Within three months Erika was on the verge of suicide and sought help from a doctor; she was soon on antidepressants. "This helped me stop and think about things in a rational and relaxed way, and enabled me to finally address the problem with my manager.
"I don't blame my employer or employees for not noticing, but if there was more awareness and less stigma in the workplace, it may not have got to the point it did, and perhaps reduced the effect it had on not just me, but my work environment too."
Peter Hosking is a director of marketing communications companies 360, The Glasshouse and Determine.
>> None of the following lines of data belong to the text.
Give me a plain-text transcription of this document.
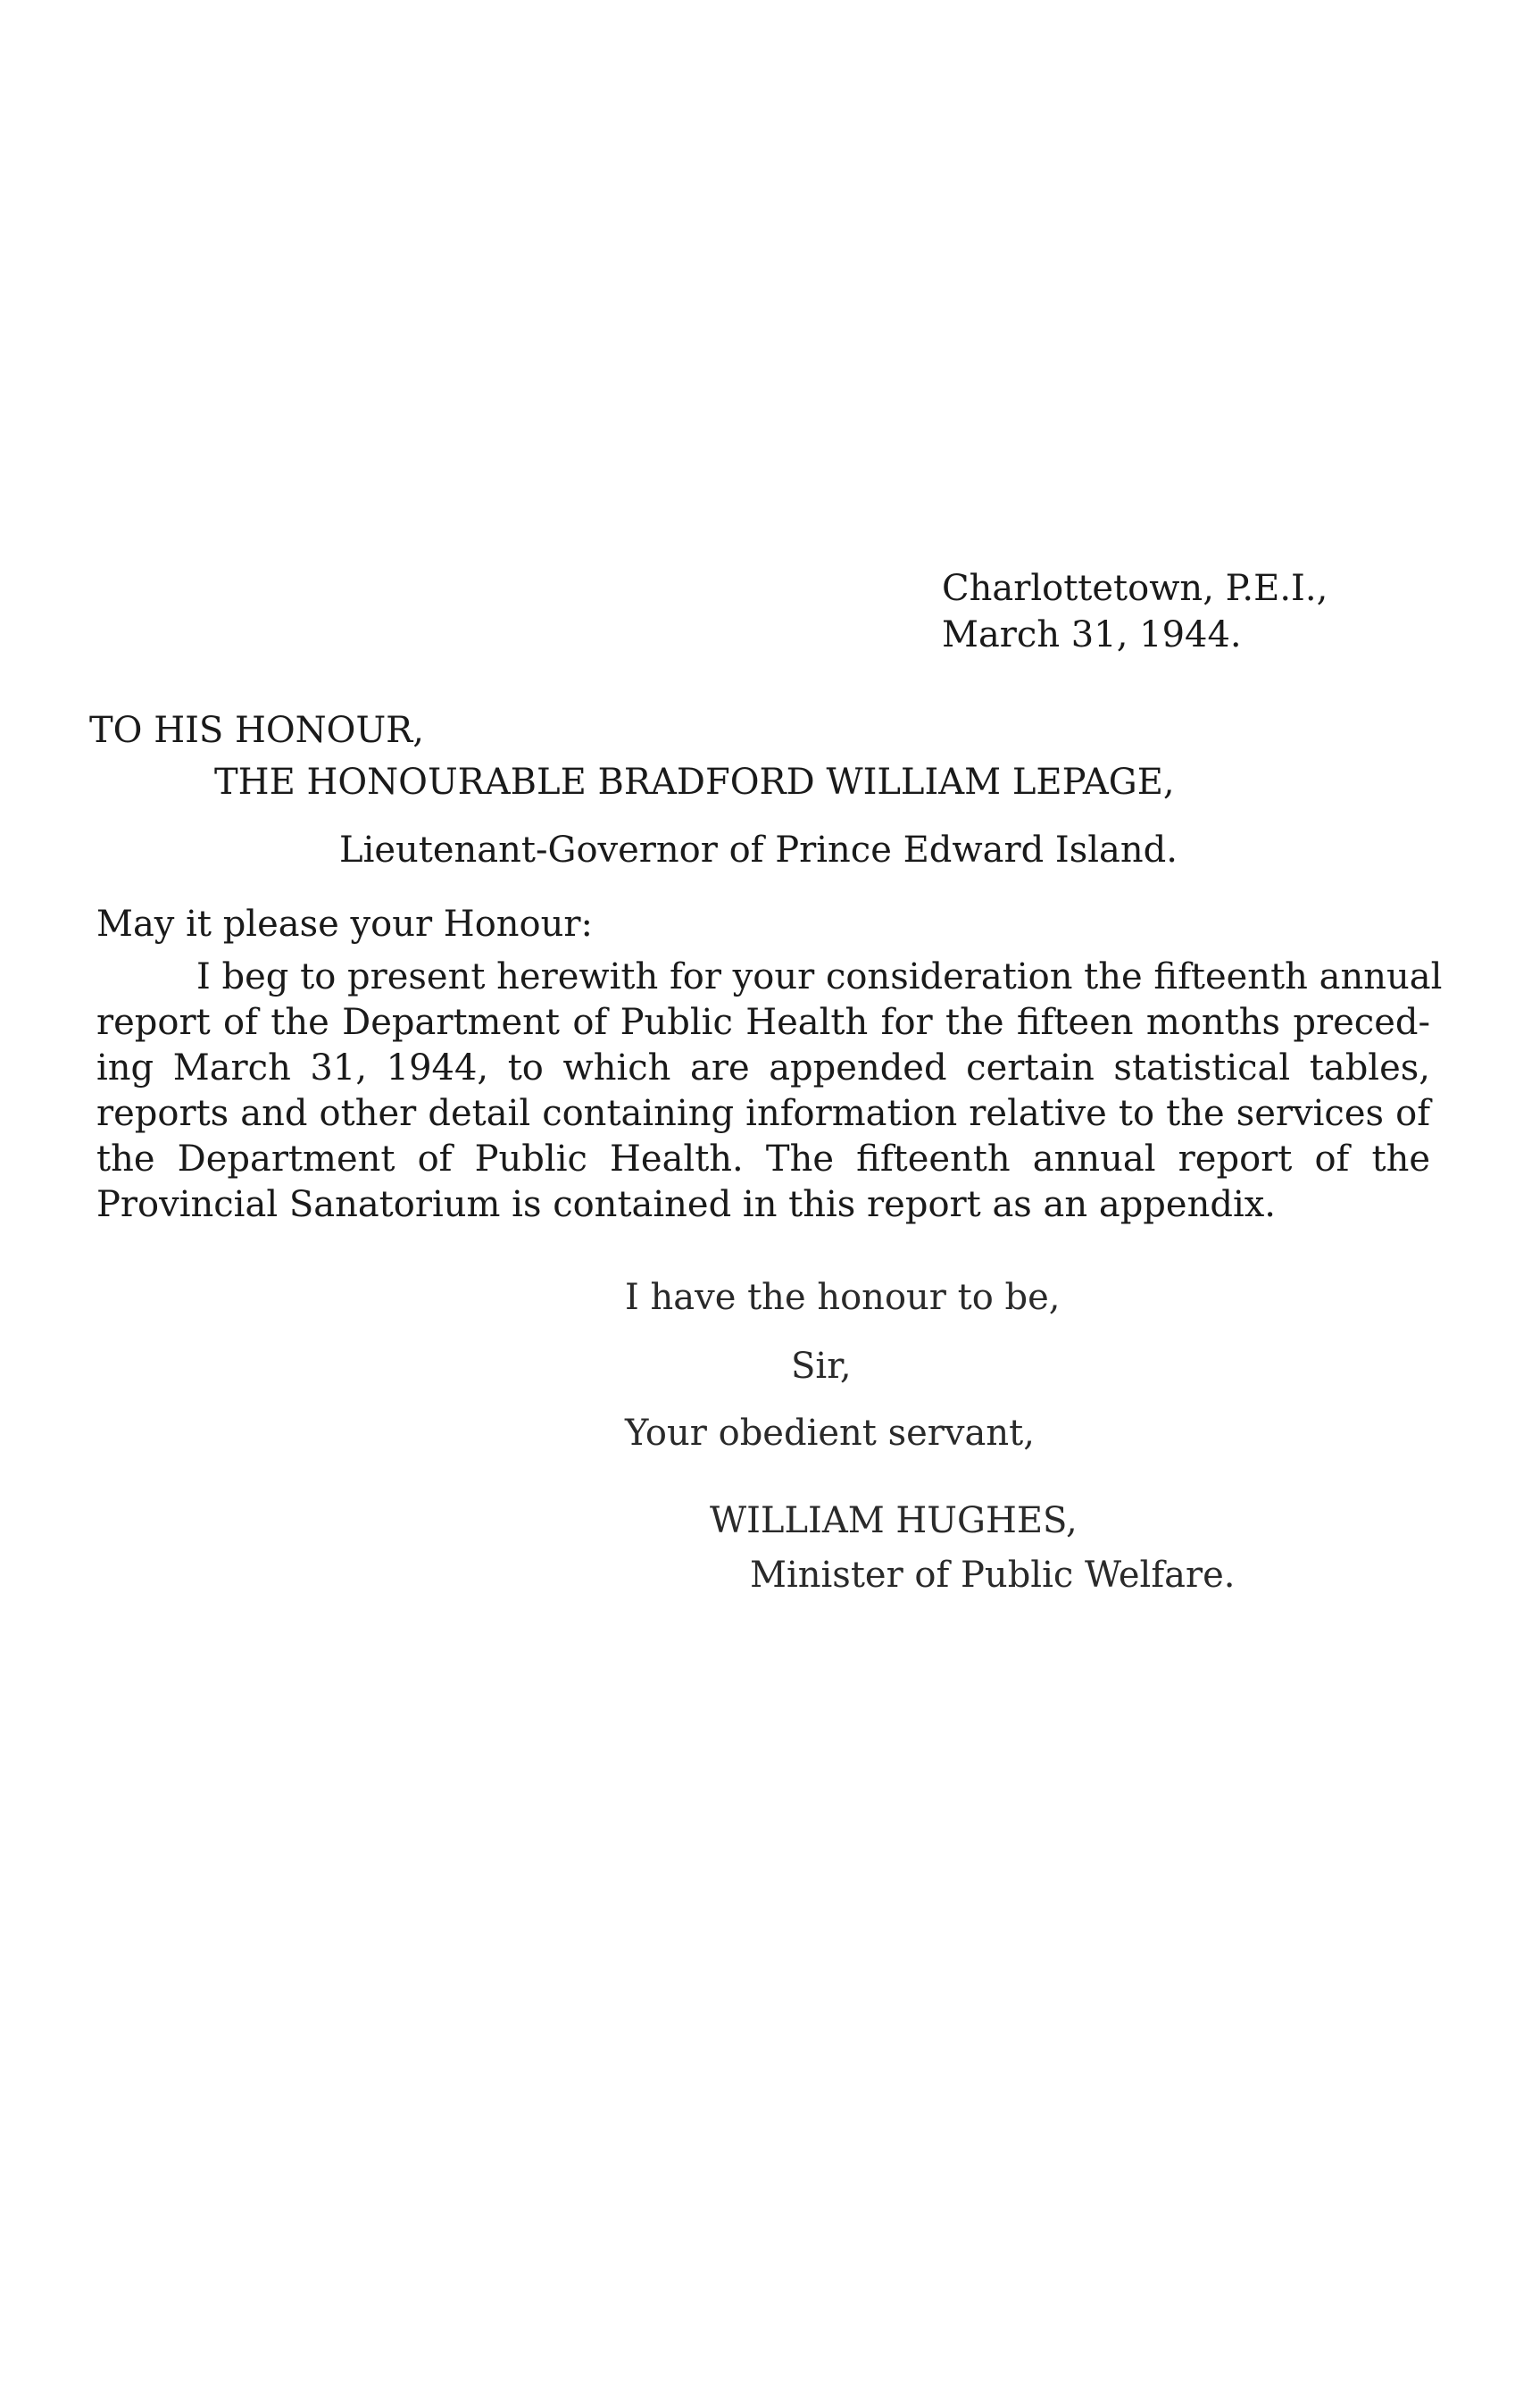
Charlottetown, P.E.I.,
March 31, 1944.
TO HIS HONOUR,
THE HONOURABLE BRADFORD WILLIAM LEPAGE,
Lieutenant-Governor of Prince Edward Island.
May it please your Honour:
I beg to present herewith for your consideration the fifteenth annual
report of the Department of Public Health for the fifteen months preced-
ing March 31, 1944, to which are appended certain statistical tables,
reports and other detail containing information relative to the services of
the Department of Public Health. The fifteenth annual report of the
Provincial Sanatorium is contained in this report as an appendix.
I have the honour to be,
Sir,
Your obedient servant,
WILLIAM HUGHES,
Minister of Public Welfare.
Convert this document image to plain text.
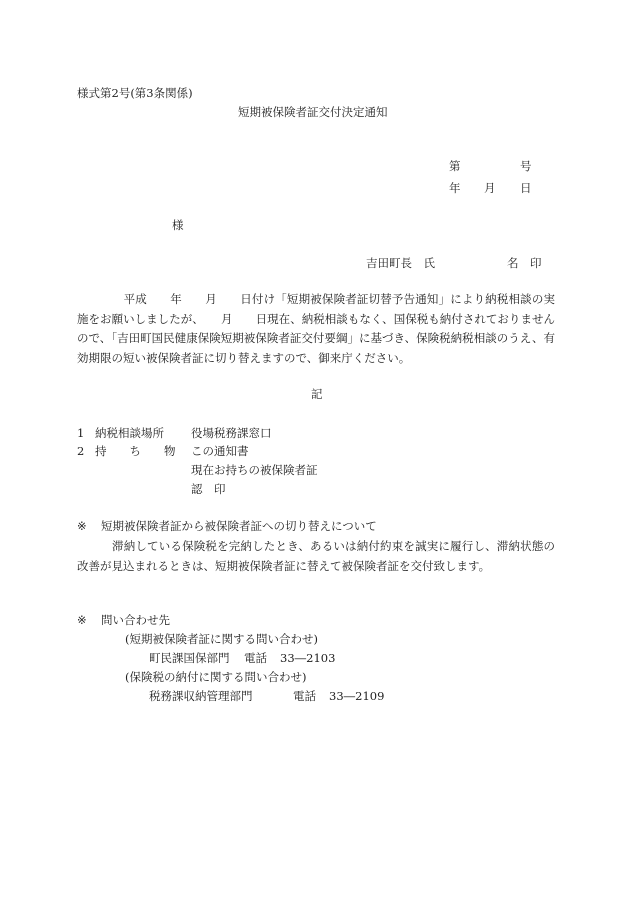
様式第2号(第3条関係)
短期被保険者証交付決定通知
第	号
年 月 日
様
吉田町長　氏	名 印

　　　　平成　　年　　月　　日付け「短期被保険者証切替予告通知」により納税相談の実施をお願いしましたが、　　月　　日現在、納税相談もなく、国保税も納付されておりませんので、「吉田町国民健康保険短期被保険者証交付要綱」に基づき、保険税納税相談のうえ、有効期限の短い被保険者証に切り替えますので、御来庁ください。

記
1 納税相談場所 役場税務課窓口
2 持　　ち　　物 この通知書
現在お持ちの被保険者証
認　印
※ 短期被保険者証から被保険者証への切り替えについて

　　　滞納している保険税を完納したとき、あるいは納付約束を誠実に履行し、滞納状態の改善が見込まれるときは、短期被保険者証に替えて被保険者証を交付致します。

※ 問い合わせ先
(短期被保険者証に関する問い合わせ)
町民課国保部門 電話 33―2103
(保険税の納付に関する問い合わせ)
税務課収納管理部門	電話 33―2109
His experiences with employee depression, including Erika, has taught him to take a proactive approach to creating a positive and open workplace for employees - and he is a strong advocate for other organisations to actively create opportunities for people to open up about their difficulties in a safe and comfortable way.
"It is definitely becoming more and more prevalent than in years gone by," says Hoskings.
"Employees who are usually bright, bubbly and intelligent, may suddenly go through increased mood swings, a changed work ethic and find it hard to get through the day."
Hoskings says he is now quicker to respond to such cases and develop ways of moving forward. "In hindsight, with Erika, I was too slow to put the pieces together."
He recommends creating an environment promoting understanding and honesty. "Have a weekly one-on-one session, outline your expectations for the week. Check that your employee feels comfortable with that. Encourage them to let you know if they think it might be too much, or if they are having a bad day."